I have to admit, it is sadly true that women PREFER men who chase and men PREFER women who don't.

 

I don't completely understand why men are "threatened" by women who are more aggressive, but suggest that THAT is societal in nature. But gauging interest for women is mostly by the level of active interest a man shows/demonstrates. But that is initial. Ultimately and shortly after the "chase", the consistency and resumption of the level energy shown during the chase should not wane in the short-term or even medium-term. If it does, you see what he REALLY is.

 

Starla,

 

If I were you, unfortunately, I would wait for the guy to make the contacts. I mean, as much as some of us guys enjoy women who are proactive, most don't.
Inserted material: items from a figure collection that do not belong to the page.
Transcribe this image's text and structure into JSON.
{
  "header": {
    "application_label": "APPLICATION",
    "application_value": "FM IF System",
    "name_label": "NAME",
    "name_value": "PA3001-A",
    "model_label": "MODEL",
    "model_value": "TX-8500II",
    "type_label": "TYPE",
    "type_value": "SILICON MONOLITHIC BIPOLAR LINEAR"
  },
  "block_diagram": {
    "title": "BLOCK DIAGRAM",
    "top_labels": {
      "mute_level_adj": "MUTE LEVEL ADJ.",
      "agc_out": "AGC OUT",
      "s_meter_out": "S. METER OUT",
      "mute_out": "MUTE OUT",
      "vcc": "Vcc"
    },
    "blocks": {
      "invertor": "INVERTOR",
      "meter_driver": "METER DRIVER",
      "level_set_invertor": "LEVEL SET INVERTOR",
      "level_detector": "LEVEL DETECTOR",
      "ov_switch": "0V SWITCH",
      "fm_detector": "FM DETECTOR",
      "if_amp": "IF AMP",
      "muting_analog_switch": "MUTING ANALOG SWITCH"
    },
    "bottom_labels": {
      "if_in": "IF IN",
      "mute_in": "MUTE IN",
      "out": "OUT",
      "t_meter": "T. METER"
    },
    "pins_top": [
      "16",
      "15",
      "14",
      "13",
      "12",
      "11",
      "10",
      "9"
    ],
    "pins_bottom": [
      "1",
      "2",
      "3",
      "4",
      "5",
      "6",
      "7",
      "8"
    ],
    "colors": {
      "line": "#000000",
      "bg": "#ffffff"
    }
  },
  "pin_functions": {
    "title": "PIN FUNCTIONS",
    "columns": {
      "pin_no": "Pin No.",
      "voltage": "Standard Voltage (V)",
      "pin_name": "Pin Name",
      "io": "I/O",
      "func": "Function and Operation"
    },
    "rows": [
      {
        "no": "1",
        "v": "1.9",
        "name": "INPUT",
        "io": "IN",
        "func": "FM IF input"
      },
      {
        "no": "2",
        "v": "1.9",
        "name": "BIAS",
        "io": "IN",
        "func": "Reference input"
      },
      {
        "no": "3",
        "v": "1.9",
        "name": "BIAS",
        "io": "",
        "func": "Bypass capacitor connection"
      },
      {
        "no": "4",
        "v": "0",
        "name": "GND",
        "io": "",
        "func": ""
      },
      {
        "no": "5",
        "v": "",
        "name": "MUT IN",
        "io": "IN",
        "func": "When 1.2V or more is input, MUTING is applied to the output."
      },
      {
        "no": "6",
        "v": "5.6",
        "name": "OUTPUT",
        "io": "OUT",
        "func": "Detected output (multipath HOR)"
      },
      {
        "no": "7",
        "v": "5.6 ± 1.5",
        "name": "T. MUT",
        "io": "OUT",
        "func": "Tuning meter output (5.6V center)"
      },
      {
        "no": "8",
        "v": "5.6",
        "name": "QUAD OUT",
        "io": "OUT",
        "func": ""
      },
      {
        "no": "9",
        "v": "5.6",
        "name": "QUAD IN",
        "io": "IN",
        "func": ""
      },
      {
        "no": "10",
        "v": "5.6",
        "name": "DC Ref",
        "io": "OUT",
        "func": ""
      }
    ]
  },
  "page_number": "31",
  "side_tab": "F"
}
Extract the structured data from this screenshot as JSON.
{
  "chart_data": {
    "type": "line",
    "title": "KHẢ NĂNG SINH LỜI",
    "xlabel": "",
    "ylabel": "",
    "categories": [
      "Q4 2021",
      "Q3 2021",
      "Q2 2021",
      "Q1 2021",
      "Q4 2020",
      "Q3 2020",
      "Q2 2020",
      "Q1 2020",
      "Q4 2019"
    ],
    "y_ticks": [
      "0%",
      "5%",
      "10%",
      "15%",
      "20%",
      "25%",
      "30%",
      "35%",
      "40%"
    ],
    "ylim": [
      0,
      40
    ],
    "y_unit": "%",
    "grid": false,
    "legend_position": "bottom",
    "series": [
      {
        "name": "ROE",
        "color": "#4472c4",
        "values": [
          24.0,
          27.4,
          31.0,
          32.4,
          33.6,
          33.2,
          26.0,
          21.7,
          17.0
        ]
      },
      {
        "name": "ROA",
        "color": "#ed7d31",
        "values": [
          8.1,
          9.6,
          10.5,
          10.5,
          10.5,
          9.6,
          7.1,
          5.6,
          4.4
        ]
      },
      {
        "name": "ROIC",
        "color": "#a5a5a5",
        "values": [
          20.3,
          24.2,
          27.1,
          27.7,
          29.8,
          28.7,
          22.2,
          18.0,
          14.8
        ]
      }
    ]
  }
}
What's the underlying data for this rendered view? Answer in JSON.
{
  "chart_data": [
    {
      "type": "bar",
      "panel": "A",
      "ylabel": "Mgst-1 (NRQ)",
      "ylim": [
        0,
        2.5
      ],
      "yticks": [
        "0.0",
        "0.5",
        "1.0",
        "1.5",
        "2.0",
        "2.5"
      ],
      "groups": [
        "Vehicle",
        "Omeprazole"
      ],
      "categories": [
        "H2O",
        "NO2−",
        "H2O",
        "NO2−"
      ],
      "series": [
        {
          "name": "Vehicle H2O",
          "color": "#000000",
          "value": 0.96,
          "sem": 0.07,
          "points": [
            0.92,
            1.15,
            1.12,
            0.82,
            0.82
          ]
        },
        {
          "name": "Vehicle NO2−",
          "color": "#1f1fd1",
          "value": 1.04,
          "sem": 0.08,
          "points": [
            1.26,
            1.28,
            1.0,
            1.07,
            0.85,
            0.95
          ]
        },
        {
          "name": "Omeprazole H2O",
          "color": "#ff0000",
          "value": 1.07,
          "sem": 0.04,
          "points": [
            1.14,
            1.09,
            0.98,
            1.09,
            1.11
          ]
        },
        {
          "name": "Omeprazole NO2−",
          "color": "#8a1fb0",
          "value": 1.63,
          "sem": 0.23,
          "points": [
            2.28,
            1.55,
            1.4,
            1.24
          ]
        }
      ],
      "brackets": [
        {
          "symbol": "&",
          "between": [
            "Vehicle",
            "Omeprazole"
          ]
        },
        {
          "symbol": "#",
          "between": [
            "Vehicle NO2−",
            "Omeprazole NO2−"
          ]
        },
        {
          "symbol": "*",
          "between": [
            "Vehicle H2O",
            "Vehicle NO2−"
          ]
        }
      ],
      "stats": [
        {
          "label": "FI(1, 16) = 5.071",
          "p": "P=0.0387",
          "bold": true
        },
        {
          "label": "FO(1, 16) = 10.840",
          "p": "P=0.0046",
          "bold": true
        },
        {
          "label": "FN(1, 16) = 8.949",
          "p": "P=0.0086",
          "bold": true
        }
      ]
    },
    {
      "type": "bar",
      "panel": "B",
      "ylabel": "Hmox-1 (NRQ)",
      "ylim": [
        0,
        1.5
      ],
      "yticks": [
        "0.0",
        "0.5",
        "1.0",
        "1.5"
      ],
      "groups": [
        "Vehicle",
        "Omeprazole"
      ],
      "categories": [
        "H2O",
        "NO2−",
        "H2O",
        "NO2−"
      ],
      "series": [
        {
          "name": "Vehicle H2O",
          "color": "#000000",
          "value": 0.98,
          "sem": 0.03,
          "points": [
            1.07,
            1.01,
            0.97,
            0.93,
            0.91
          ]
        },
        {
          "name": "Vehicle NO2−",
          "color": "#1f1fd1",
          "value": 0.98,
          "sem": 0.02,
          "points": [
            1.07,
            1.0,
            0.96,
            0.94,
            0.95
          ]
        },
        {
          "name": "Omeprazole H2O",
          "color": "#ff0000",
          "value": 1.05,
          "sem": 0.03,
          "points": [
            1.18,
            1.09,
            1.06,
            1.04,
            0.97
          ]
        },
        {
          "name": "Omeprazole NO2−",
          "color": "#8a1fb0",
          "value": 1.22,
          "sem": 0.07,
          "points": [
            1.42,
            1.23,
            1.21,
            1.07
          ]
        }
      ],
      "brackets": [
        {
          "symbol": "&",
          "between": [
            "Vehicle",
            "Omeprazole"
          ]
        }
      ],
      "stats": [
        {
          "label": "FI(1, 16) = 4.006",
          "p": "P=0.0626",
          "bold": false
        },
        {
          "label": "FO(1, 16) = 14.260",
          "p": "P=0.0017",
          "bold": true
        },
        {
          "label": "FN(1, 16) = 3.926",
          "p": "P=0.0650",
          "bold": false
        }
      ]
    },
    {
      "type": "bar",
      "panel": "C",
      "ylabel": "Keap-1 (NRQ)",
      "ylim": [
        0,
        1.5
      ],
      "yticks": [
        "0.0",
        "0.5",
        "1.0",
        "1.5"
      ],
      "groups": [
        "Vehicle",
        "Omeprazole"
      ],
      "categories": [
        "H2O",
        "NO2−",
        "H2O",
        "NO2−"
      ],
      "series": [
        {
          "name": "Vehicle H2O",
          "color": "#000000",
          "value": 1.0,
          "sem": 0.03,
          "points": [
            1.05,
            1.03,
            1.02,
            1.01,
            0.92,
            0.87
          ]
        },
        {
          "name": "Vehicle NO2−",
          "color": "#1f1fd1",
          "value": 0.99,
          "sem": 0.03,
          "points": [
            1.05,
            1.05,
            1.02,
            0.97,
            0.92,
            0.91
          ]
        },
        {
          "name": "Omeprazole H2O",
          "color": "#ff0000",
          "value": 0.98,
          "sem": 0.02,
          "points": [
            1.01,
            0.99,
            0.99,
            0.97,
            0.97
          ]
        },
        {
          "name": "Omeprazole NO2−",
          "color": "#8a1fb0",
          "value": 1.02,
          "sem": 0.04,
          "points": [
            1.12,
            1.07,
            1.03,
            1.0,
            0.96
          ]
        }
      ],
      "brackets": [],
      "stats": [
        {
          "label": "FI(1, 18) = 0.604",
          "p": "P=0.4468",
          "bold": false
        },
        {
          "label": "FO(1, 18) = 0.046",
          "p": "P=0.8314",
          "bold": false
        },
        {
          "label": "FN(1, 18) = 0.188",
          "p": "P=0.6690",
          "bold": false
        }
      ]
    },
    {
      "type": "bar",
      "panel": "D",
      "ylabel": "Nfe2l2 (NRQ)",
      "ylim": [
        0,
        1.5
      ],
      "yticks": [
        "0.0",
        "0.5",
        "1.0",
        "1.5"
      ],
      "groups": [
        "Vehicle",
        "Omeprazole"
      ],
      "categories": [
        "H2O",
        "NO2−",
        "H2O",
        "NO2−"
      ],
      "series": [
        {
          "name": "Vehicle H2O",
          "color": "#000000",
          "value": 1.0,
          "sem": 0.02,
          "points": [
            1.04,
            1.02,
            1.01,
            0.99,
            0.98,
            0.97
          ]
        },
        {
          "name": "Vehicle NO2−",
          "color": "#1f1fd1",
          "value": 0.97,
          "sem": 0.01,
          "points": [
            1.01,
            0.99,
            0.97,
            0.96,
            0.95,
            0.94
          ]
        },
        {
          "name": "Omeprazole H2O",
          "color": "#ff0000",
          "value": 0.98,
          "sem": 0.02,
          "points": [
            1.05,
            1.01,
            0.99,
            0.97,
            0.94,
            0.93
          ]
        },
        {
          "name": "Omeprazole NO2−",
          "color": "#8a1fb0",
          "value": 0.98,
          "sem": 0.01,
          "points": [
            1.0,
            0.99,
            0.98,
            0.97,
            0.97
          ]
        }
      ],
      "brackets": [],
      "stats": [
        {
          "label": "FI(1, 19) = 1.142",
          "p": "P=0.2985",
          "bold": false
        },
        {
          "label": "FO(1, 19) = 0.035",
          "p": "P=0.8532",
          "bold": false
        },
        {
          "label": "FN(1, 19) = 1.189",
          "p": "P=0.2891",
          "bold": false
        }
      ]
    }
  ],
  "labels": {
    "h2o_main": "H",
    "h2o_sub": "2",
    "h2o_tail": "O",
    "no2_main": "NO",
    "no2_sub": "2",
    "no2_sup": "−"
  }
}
I think that men who have CLEARLY shown that they are into you feel great about being with a woman who is proactive, but in the early stages LET THE GUY PROVE that he is wanting a committed relationship with YOU.

Edited by soccerrprp
Posted

So then don't initiate anymore. The only way you can see if you're worth initiating (on their part) is if you give them an opportunity to.

 

I don't see how this is confusing for you lol

Posted

I am asking because I really don't know: What is enjoyable about chasing or being chased? How does it feel?

 

I'm a male, a good looking one at that. I'm a social guy. I guess I like interactions to be back and forth, but then again that's all I've ever known. If I'm always initiating, then it feels one sided, or even demoralizing.

 

One male friend I had, I am always the one calling and making plans. Eventually, I stopped calling him. Why would I act different around females? (Again, that is a very genuine question. Yes, I may be somewhat ignorant.)